Мужчина не заметил мокрой, маслянистой колеи от только что проехавшей поливайки. Левый кед, чья подошва держалась на честном слове и двух мазанках клея, встретил лужу с поблескивающим мазутом и решил уйти в затяжной, пируэтный занос. Вот так па! Леонид поехал, забавно затоптав на месте, пытаясь удержать равновесие и драгоценную авоську. В этот момент из-за угла, будто злой рок из табакерки, выполз длиннющий КАМАЗ, гружёный щебнем. Большая красная кабина походила на на морду индюка. Фары выхватили из темноты фигуру спортсмена в дерганном танце. Гулкий гудок, паника…
Время замедлилось. Леонид увидел огромную, потёртую шину, почувствовал запах горячего асфальта и солярки. Его последняя связная мысль была достойна его характера: «Вот чёрт… Икра потянута. И водка… Жалко. Еще и Володька-сволота выиграл, вот жульё…»
Далее — звук, похожий на хруст переспелого арбуза, и абсолютная, беспросветная тишина.
***
Сознание возвращалось неохотно, по капле. Словно кусками с рябью, как плохой сигнал черно-белого телевизора. Сперва не было контроля тела. Было только ощущение. Ощущение какой-то множественности. Тысячи микроскопических точек бытия, каждая из которых что-то чувствовала: давление, влажность, температуру. Материальные точки были разрознены, но их связывала тончайшая, невидимая нить общего… присутствия. Словно стая рыб в озере.
Потом пришёл звук. Вернее, звуковая каша. Бу-бух! Шу-шурх! Шуршание. Непрерывное, сухое, будто кто-то мнёт рядом гигантскую пачку целлофана. Плюхание. Капл! Каппл! Тихие, влажные всплески. Скрип.
После — запах. И здесь Леонид, вернее то, что от него осталось, чуть не «потеряло» себя снова. Запах ощущался густой, тяжёлый, почти видимый глазами, как паро от свежего обеда. Но не такой приятный. Приторная вонь гниющей плоти, перебитая едкой кислинкой грибной плесени, мокрой глиной, а еще чем-то первобытно-землистым, как из глубины только что вскопанной кучи навоза. Этот запах был везде. Он был внутри. Снаружи. По краям. Все было в этом запахе.
Попытка открыть глаза не увенчалась успехом, потому что глаз, как понял Леонид, у него уже не было. Зато было зрение. Странное, мозаичное, панорамное. Словно калейдоскоп. Он видел одновременно и крупный план травинки, покрытой росой, и тёмный силуэт чего-то гнилого и поваленного в десяти метрах, и собственные… составные части, скрытые под робой навроде одежды сварщика.

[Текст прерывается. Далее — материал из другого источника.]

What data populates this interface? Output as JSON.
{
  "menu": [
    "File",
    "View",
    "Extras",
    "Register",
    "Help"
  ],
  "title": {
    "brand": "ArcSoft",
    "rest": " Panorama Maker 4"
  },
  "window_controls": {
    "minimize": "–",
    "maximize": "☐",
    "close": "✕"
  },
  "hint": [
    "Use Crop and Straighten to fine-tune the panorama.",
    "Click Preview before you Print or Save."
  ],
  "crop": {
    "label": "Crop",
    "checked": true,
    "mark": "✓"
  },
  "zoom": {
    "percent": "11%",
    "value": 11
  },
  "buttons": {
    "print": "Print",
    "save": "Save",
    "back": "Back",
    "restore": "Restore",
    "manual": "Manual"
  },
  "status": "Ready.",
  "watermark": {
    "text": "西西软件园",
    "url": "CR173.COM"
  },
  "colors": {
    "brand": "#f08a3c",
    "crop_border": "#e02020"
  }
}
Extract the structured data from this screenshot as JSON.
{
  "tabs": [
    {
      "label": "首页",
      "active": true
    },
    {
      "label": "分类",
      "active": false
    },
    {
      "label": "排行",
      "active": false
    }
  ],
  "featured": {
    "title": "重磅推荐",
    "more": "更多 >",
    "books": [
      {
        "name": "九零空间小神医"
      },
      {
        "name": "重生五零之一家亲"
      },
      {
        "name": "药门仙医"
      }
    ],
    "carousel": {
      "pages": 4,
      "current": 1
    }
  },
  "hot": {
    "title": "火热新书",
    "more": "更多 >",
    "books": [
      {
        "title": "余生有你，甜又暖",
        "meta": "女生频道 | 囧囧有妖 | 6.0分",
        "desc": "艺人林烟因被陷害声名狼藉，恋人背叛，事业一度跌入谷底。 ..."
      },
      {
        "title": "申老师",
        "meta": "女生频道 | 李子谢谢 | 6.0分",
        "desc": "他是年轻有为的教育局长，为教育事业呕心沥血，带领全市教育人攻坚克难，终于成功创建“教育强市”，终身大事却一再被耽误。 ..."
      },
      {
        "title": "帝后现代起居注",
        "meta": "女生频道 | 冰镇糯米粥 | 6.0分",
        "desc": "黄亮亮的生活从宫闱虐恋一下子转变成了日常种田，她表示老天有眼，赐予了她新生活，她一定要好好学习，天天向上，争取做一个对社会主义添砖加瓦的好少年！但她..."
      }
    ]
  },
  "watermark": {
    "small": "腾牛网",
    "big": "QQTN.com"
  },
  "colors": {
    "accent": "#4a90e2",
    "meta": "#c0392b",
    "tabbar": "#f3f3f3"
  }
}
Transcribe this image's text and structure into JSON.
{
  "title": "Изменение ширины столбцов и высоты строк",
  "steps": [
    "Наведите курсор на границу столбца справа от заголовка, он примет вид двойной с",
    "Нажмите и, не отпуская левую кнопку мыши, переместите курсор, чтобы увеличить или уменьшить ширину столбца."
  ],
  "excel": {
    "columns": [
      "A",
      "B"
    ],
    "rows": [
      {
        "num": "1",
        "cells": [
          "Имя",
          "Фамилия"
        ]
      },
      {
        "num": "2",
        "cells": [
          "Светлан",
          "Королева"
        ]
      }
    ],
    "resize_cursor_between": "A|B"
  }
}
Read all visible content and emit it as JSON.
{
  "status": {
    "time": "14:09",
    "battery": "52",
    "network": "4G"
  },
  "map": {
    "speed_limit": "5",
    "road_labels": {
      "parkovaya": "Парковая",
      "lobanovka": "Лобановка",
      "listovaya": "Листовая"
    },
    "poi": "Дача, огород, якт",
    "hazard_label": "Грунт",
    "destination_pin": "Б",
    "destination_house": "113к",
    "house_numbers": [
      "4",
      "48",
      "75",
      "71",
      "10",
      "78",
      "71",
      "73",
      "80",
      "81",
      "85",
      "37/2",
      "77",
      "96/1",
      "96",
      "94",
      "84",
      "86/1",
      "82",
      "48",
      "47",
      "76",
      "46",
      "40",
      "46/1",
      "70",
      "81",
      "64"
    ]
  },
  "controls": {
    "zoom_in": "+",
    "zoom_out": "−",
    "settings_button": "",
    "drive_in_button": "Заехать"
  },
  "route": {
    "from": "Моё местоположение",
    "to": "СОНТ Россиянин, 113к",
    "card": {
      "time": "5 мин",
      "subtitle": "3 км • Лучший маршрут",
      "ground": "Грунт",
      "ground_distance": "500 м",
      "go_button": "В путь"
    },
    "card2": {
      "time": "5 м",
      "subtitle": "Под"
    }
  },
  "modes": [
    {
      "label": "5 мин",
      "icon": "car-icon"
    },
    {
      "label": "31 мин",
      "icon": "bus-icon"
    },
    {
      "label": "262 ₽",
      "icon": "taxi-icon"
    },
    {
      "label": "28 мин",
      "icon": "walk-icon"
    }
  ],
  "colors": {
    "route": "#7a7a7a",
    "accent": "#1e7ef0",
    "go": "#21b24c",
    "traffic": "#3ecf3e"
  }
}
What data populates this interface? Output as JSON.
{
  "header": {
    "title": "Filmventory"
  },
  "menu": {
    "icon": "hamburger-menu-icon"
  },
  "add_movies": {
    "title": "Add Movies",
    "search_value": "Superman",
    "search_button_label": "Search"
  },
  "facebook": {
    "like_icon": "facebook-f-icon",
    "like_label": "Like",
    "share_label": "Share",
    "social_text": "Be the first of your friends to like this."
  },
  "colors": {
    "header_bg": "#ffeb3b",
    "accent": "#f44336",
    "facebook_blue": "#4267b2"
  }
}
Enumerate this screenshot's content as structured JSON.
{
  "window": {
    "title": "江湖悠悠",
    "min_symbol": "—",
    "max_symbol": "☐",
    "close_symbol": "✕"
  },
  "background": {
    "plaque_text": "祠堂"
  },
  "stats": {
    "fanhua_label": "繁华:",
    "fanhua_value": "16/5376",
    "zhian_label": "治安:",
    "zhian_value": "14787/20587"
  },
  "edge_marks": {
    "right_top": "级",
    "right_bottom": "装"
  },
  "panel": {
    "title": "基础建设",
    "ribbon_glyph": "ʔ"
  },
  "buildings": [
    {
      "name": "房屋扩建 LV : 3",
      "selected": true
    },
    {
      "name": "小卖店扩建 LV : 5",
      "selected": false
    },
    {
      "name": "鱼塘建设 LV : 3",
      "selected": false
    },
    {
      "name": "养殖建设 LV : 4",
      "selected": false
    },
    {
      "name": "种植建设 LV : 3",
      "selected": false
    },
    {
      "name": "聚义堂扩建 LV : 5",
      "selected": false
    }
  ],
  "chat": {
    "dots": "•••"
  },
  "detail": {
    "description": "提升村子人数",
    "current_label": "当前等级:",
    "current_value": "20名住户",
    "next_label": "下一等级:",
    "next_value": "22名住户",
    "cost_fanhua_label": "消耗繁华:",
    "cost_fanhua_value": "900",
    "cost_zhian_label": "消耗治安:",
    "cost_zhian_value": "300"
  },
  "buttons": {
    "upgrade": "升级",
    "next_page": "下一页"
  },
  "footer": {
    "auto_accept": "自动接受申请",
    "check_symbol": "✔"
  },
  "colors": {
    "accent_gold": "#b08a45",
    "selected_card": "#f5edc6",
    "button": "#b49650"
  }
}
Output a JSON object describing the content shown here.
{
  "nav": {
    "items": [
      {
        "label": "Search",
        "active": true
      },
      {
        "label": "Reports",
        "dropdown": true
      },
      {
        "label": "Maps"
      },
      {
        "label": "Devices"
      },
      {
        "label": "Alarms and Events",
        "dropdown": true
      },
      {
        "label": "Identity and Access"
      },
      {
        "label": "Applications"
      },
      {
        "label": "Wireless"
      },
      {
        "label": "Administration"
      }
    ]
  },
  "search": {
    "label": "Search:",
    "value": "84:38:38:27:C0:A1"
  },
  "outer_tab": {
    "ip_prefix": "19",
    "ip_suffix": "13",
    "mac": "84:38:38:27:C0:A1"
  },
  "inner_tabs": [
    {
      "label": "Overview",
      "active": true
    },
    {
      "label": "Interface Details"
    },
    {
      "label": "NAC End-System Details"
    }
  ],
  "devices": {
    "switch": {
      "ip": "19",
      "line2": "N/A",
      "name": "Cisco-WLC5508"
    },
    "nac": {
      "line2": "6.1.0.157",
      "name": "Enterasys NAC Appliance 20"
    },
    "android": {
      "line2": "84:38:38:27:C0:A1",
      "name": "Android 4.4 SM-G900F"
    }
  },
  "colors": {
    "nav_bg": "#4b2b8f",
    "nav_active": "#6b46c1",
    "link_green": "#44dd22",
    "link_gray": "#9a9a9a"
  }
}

Нечто мерзкое извивалось у него перед «лицом» — бледно-розовые, сероватые, коричневые черви. Каждый — отдельный, но связанный с другими непостижимой волей. Но его волей. Что же это? Он очнулся в яме, и его уже жрут черви?
Паника пришла холодной, свинцовой волной. Леонид попытался закричать. И «крик» разлился по всей этой многосоставной массе, заставив тысячи червей беспорядочно затрепетать, запищать, засвистеть на разные звуки — от флейты до контрабаса, частично рассыпав хрупкую конструкцию, которая смутно напоминала человеческое тело, лежащее на спине. И та самая роба с капюшоном, как у сварщика... Нет как у бомжа... Вот так наверно себя чувствует булка с маслом, когда на ней выращивают мотыль. Но тут… Послышался… контакт:
— Успокой дыхание. Его у тебя нет, но суть ты понял. Ты нас распугал.
Голос. Он пришёл откуда-то, но не извне. Словно возник «между» точками сознания, в самой паутине, что «их» связывала. Голос был спокойным, усталым, с лёгкой, почти интеллигентной скрипотцой, как у старого профессора, читающего занудную лекцию.
— Кто… — попытался сказать Леонид, и снова ощутил провал. Нет рта. Нет голосовых связок. Есть только намерение. «Мыслеформа».
— Я — Йенси. Можно считать меня твоим… старшим товарищем по несчастью. Или по счастью. Смотря как посмотреть. А это — наше общее тело. Добро пожаловать в симбиоз. От каждого по способности, каждому по потребности., но это ты уже знаешь.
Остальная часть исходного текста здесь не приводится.